08.20.06
The Gravity of the Situation
So I’ve been reading Five Equations that Changed the World (Purchase at Powell’s, but I don’t recommend the book.) which is a little pop-sci book on a 5 men, with… let’s say embellished biographies and fact-checking worthy of Wikipedia. (Plus the author gives me he willies.) That aside, it has brought me to a thinking place, the kind of place I rarely visit these rat-race filled days.
So my thought is, what happens if we reconcile gravity and electro-magnetism? That’s the big disconnect in the Theory of Everything, right? (Or I guess it’s more Gravity vs everything else.) But with EM vs G there’s a specific imbalance that continues to seem… odd? inelegant? and that’s the lack of ‘polarity’ in gravity.
I really think we may have gravity all wrong. The famous visualization for gravity is the rubber sheet, with the big ball in the middle weighing things down and the small ball “orbiting” via the slope of the sheet surrounding the big ball. I can easily think of this in the requisite three dimensions with a lattice structure being pulled inward, but there’s still a missing piece.

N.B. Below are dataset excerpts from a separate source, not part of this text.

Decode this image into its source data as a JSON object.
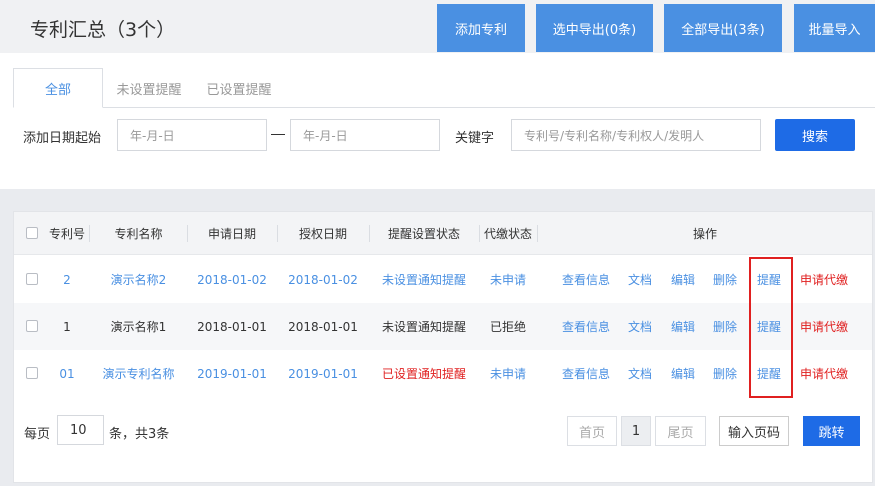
{
  "header": {
    "title": "专利汇总（3个）",
    "buttons": [
      "添加专利",
      "选中导出(0条)",
      "全部导出(3条)",
      "批量导入"
    ]
  },
  "tabs": [
    "全部",
    "未设置提醒",
    "已设置提醒"
  ],
  "filters": {
    "date_label": "添加日期起始",
    "date_start_placeholder": "年-月-日",
    "date_end_placeholder": "年-月-日",
    "keyword_label": "关键字",
    "keyword_placeholder": "专利号/专利名称/专利权人/发明人",
    "search_button": "搜索"
  },
  "table": {
    "headers": [
      "专利号",
      "专利名称",
      "申请日期",
      "授权日期",
      "提醒设置状态",
      "代缴状态",
      "操作"
    ],
    "actions": [
      "查看信息",
      "文档",
      "编辑",
      "删除",
      "提醒",
      "申请代缴"
    ],
    "rows": [
      {
        "no": "2",
        "name": "演示名称2",
        "apply_date": "2018-01-02",
        "grant_date": "2018-01-02",
        "remind": "未设置通知提醒",
        "pay": "未申请"
      },
      {
        "no": "1",
        "name": "演示名称1",
        "apply_date": "2018-01-01",
        "grant_date": "2018-01-01",
        "remind": "未设置通知提醒",
        "pay": "已拒绝"
      },
      {
        "no": "01",
        "name": "演示专利名称",
        "apply_date": "2019-01-01",
        "grant_date": "2019-01-01",
        "remind": "已设置通知提醒",
        "pay": "未申请"
      }
    ]
  },
  "pagination": {
    "per_page_label": "每页",
    "per_page_value": "10",
    "total_label": "条，共3条",
    "first": "首页",
    "current": "1",
    "last": "尾页",
    "page_input_placeholder": "输入页码",
    "jump": "跳转"
  },
  "colors": {
    "accent": "#4a90e2",
    "primary_button": "#1e6be6",
    "danger": "#e02020"
  }
}
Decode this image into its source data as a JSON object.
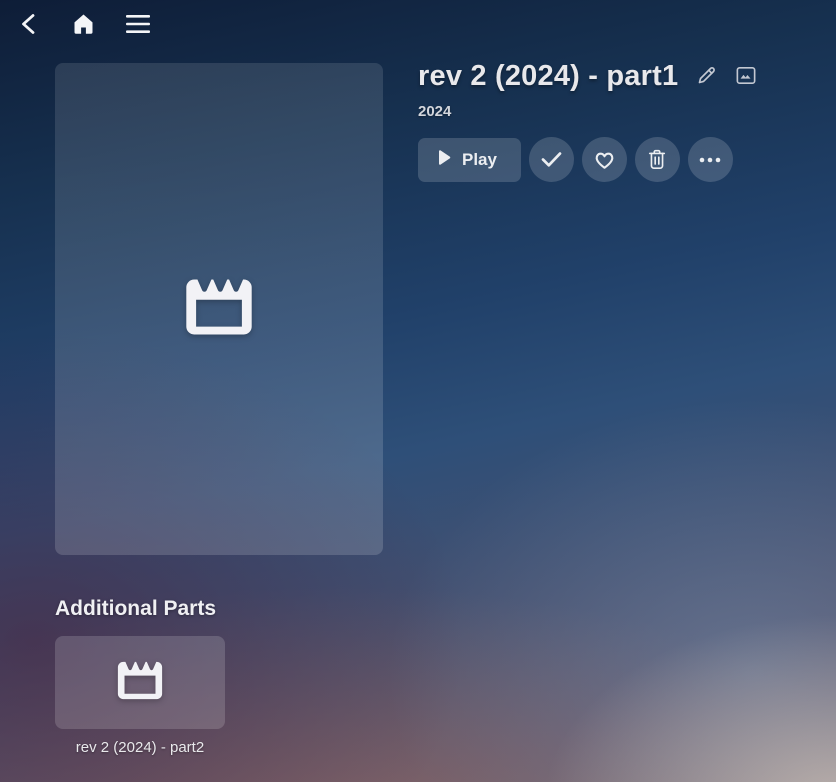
{
  "header": {
    "back_icon": "chevron-left-icon",
    "home_icon": "home-icon",
    "menu_icon": "hamburger-menu-icon"
  },
  "detail": {
    "title": "rev 2 (2024) - part1",
    "year": "2024",
    "poster_icon": "clapperboard-icon",
    "title_icons": [
      "pencil-edit-icon",
      "image-icon"
    ],
    "actions": {
      "play_label": "Play",
      "icons": [
        "play-icon",
        "check-icon",
        "heart-icon",
        "trash-icon",
        "ellipsis-icon"
      ]
    }
  },
  "additional_parts": {
    "heading": "Additional Parts",
    "items": [
      {
        "label": "rev 2 (2024) - part2",
        "icon": "clapperboard-icon"
      }
    ]
  },
  "colors": {
    "bg_top": "#0e1d37",
    "bg_mid_blue": "#2e4f78",
    "bg_bottom_mauve": "#685d6a",
    "button_bg": "rgba(255,255,255,0.165)",
    "text": "#e9e9ec"
  }
}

Why isn’t there anything to “pull up” on the sheet? If the lattice can be pulled in, why can’t it be pushed out? Where is the opposite of gravity?

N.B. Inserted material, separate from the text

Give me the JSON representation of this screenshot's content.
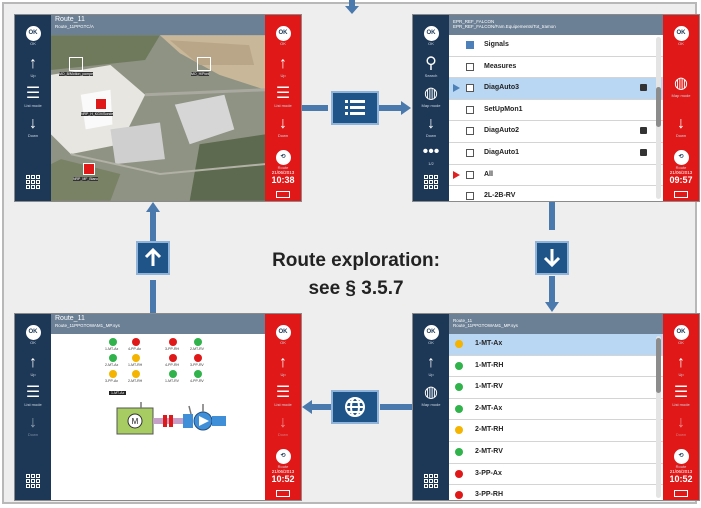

To a certain degree, it’s unfortunate that science fiction has made ray guns and anti-grav boots and devious AI’s stuff of mere stories (and often ridiculed for the lack of literary quality). These questions of “why” and “how” and “why not” get lost, repressed, and stifled as the stuff of fantasy.
Cheers to the amateur, the lone adventurer, the crackpot with the crazy. In the age of information, we’ve seemed to have lost the age of wonder and the will to be personal explorers.
In an era of increasing religous fervor, we may need to think ourselves out of this.